A learned Marxist-Pacifist (because Quaker – the Society of Friends), he was also a learned scholar whose lectures were annotated bibliographies of the literature. His equanimity also gained the Poli Sci department similar historians of political thought who, after his death, migrated to other universities like Northwestern and Arizona State University, and authored influential textbooks of their own.
Professor Sibley was fond of quoting Emily Post’s étiquette maxim – never to discuss religion or politics – only to rebuke her wisdom: what else is there to talk about?
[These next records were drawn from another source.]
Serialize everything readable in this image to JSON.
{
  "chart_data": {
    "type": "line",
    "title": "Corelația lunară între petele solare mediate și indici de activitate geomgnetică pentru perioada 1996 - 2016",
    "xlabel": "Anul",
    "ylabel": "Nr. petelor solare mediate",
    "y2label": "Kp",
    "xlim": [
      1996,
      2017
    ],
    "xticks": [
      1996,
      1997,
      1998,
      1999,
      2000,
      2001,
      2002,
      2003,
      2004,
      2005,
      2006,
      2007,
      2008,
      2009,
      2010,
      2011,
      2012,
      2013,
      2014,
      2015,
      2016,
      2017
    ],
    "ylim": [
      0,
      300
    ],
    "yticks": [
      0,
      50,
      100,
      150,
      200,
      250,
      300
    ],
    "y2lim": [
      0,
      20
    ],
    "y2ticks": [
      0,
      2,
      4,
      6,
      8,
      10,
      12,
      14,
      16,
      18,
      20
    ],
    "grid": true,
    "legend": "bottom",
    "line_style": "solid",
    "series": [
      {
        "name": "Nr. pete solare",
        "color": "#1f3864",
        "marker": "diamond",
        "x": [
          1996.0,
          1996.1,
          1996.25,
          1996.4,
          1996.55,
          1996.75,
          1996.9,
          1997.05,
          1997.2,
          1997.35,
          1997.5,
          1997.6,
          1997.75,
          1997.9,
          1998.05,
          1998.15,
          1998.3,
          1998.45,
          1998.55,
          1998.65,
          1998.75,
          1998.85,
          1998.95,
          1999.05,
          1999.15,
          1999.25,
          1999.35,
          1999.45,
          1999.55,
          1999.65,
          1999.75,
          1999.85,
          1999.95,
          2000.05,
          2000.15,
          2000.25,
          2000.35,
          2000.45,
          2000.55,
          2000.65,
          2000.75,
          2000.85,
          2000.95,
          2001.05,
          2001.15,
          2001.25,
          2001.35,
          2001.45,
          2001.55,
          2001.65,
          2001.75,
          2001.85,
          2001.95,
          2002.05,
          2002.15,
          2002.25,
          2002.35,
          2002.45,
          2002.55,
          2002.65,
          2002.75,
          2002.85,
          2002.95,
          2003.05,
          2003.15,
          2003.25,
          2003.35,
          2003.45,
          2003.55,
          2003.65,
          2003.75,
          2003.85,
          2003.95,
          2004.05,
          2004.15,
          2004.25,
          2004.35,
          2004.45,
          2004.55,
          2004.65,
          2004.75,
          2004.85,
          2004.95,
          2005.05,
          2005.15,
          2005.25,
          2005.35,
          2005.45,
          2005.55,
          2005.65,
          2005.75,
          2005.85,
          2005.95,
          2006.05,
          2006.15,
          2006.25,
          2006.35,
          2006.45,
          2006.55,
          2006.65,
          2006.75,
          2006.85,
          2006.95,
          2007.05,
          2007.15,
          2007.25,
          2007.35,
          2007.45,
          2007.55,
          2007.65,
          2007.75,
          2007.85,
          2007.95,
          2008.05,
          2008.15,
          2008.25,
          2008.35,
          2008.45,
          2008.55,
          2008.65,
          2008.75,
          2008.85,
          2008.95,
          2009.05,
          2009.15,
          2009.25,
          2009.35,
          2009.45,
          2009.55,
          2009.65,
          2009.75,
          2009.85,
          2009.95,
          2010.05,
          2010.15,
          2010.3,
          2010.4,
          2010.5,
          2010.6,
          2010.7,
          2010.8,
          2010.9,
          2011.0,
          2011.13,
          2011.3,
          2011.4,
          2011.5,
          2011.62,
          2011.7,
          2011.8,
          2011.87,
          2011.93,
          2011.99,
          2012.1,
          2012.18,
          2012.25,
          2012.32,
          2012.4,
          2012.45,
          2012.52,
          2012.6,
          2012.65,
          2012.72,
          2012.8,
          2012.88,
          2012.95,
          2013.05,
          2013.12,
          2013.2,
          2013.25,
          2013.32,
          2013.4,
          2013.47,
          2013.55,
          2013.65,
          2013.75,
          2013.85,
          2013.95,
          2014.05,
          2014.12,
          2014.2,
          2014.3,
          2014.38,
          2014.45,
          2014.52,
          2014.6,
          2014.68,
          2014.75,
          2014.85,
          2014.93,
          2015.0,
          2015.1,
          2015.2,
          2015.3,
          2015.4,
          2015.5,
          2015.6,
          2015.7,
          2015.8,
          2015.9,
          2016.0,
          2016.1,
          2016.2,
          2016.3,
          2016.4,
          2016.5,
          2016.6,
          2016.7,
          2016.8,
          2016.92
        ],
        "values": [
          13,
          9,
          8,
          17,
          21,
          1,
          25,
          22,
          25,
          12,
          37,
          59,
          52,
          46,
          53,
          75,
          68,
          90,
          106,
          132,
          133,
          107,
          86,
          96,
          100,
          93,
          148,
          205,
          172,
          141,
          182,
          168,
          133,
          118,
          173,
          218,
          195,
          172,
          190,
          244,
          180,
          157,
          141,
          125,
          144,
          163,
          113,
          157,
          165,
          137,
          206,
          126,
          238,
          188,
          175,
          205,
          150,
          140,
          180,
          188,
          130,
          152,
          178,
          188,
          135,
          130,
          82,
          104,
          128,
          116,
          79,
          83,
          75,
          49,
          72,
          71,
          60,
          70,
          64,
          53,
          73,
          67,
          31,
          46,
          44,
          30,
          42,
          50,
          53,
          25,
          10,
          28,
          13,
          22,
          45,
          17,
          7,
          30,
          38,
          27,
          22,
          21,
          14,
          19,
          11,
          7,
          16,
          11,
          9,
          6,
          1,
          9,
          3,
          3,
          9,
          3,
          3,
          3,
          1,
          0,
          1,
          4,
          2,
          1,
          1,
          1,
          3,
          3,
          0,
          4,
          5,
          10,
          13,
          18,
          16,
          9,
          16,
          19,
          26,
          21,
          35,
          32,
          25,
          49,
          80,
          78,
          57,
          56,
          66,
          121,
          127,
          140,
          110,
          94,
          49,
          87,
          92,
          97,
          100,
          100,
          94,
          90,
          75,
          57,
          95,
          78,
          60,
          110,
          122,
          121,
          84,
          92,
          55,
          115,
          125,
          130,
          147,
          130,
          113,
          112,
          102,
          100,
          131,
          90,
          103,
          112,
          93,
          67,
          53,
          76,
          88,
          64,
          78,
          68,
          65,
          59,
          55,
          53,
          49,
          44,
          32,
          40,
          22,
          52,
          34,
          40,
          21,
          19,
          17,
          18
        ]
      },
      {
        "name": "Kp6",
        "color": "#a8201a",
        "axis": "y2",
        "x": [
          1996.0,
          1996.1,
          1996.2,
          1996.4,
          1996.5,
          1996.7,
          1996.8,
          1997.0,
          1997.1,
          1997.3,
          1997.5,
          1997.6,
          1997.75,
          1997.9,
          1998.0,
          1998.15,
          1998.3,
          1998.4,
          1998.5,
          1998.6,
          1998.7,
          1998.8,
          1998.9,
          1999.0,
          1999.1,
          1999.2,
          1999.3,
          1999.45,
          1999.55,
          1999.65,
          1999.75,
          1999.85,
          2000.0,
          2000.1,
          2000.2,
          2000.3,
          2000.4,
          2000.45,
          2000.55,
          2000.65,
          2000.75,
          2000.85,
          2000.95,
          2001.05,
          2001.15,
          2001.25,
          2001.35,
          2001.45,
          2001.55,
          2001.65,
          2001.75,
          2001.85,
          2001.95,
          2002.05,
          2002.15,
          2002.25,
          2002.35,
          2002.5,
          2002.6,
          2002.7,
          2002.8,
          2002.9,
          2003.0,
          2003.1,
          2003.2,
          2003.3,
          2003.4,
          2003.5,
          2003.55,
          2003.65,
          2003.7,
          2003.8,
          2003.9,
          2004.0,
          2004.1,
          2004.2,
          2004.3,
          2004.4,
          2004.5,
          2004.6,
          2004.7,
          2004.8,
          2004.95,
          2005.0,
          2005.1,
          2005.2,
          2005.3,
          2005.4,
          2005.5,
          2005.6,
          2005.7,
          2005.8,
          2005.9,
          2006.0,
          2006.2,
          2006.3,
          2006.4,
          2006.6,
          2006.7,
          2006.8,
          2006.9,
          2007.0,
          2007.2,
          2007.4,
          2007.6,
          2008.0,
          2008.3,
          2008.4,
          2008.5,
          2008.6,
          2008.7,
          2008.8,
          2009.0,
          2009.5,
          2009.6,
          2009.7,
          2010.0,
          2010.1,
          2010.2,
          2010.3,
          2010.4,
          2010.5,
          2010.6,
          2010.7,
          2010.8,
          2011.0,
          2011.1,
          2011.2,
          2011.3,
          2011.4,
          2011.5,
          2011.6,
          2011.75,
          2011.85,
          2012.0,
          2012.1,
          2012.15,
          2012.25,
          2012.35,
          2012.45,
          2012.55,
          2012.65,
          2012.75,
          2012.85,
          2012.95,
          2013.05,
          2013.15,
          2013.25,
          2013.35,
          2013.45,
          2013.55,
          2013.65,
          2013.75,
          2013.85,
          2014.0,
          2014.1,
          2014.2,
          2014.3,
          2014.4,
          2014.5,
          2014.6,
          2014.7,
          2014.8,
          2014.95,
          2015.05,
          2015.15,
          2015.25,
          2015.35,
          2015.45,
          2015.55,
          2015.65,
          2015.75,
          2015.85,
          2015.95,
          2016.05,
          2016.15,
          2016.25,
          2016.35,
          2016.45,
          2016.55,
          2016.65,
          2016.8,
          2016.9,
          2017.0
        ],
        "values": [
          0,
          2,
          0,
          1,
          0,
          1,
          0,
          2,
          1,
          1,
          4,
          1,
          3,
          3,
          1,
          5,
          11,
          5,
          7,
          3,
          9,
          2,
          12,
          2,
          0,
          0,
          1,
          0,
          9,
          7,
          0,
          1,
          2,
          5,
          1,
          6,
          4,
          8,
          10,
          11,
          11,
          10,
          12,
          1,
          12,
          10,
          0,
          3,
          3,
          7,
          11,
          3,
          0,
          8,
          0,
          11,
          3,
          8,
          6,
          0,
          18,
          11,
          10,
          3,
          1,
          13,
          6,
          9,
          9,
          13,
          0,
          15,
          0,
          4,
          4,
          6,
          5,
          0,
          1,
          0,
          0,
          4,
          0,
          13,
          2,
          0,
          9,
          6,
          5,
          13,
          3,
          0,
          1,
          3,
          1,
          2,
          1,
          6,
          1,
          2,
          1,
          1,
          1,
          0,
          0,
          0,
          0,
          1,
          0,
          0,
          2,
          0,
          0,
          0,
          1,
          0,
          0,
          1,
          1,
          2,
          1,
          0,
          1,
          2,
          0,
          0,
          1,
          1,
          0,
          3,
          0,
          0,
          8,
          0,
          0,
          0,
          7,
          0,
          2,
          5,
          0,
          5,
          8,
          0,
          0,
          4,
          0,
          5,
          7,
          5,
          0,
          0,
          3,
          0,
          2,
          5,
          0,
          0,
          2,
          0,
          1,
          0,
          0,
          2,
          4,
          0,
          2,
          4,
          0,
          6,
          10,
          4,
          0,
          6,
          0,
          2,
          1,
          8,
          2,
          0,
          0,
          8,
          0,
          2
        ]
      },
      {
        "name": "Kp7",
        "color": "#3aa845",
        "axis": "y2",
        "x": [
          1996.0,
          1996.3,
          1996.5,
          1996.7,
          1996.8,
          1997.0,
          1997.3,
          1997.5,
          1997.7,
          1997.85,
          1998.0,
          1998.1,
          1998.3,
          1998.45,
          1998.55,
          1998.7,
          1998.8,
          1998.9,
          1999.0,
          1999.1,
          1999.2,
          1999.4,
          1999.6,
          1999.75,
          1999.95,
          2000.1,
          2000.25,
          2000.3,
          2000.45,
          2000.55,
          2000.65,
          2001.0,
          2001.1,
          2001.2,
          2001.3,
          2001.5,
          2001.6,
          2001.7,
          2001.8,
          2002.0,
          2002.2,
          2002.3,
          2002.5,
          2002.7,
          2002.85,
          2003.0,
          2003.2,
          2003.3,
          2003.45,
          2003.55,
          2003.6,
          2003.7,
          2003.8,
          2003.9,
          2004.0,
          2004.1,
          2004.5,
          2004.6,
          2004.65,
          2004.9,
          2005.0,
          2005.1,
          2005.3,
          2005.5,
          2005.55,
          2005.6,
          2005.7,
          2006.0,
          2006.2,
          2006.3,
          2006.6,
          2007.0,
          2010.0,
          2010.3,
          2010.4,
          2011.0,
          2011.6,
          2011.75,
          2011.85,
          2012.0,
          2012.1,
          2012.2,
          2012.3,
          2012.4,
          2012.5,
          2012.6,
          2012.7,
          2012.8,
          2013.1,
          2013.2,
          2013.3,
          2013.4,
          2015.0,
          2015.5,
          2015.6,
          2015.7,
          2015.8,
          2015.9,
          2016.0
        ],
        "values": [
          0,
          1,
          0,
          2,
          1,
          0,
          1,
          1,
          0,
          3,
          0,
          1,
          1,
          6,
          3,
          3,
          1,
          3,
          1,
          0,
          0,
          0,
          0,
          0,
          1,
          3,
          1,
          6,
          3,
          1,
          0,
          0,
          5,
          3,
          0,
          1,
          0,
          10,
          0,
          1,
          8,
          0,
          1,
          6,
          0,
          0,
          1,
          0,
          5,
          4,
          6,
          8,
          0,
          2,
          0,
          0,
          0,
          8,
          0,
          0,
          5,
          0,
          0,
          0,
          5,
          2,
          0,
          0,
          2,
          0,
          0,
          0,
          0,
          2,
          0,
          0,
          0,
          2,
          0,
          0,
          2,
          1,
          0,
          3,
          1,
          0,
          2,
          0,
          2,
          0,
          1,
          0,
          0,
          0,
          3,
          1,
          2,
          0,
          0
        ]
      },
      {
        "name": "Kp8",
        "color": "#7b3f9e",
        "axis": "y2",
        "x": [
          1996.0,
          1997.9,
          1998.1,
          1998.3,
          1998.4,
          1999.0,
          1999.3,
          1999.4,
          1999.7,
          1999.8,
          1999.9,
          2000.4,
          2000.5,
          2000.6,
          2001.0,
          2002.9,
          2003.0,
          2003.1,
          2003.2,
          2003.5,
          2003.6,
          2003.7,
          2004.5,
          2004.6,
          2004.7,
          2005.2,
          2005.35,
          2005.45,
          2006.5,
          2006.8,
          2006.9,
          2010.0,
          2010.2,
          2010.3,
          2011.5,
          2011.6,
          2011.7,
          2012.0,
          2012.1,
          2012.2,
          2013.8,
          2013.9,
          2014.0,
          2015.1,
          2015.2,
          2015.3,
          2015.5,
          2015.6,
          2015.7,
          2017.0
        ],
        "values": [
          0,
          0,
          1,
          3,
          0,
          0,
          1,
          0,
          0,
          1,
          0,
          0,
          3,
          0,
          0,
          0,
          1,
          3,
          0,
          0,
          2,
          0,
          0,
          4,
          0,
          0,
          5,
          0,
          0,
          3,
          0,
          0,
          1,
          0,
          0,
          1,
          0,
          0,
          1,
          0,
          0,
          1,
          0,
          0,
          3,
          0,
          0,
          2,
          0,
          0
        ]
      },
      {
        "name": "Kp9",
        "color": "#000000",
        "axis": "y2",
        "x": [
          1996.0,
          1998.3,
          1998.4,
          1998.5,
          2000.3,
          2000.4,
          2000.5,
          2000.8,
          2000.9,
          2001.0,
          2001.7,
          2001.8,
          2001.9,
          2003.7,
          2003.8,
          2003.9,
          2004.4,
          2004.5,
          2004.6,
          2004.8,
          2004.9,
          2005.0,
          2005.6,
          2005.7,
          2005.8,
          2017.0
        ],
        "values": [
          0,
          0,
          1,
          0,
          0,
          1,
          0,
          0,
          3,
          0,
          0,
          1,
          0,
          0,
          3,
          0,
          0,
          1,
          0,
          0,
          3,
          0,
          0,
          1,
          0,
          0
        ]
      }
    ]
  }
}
Despite his mid-20th century Marxism, at base, he championed Athens and the Greek polis as his social and intellectual ideal.
Perhaps the end of the Cold War – the Holiday from History Clinton years – diminished the appetite for political philosophy. Or else the virus of PoMo become a cancer killer, dessicating political discussion and over the last decade, political debate. (SEE Hicks, “Explaining Postmodernism,” to the side bar, here.)
Whatever the cause, the decline and now poverty of political discourse is endemic in the US. And I only find the company of my elders, the retired, and the rare younger folks, satisfying to discuss politics at any great depth.
Sometimes I have been rewarded, and even astounded. For example, when my regular opponents can give me concise, even scintillating accounts of my ideas, such as when I’ve had to miss a scheduled book meeting and could only share my thoughts on the reading by email.
That experience is very gratifying.
Ideas used to lead political debate. But now we are all Breitbart, all the time: all politics is downstream from culture.
And therefore we can’t do genuine political debate, as the utter incomprehension by the lame-stream media at the Pubbie debates shows. Unless it follows the NYTimes and Obama by the righteous dispatching of strawmen.
This isn’t worthy of great nation, but is fits well a once great nation, now in decline.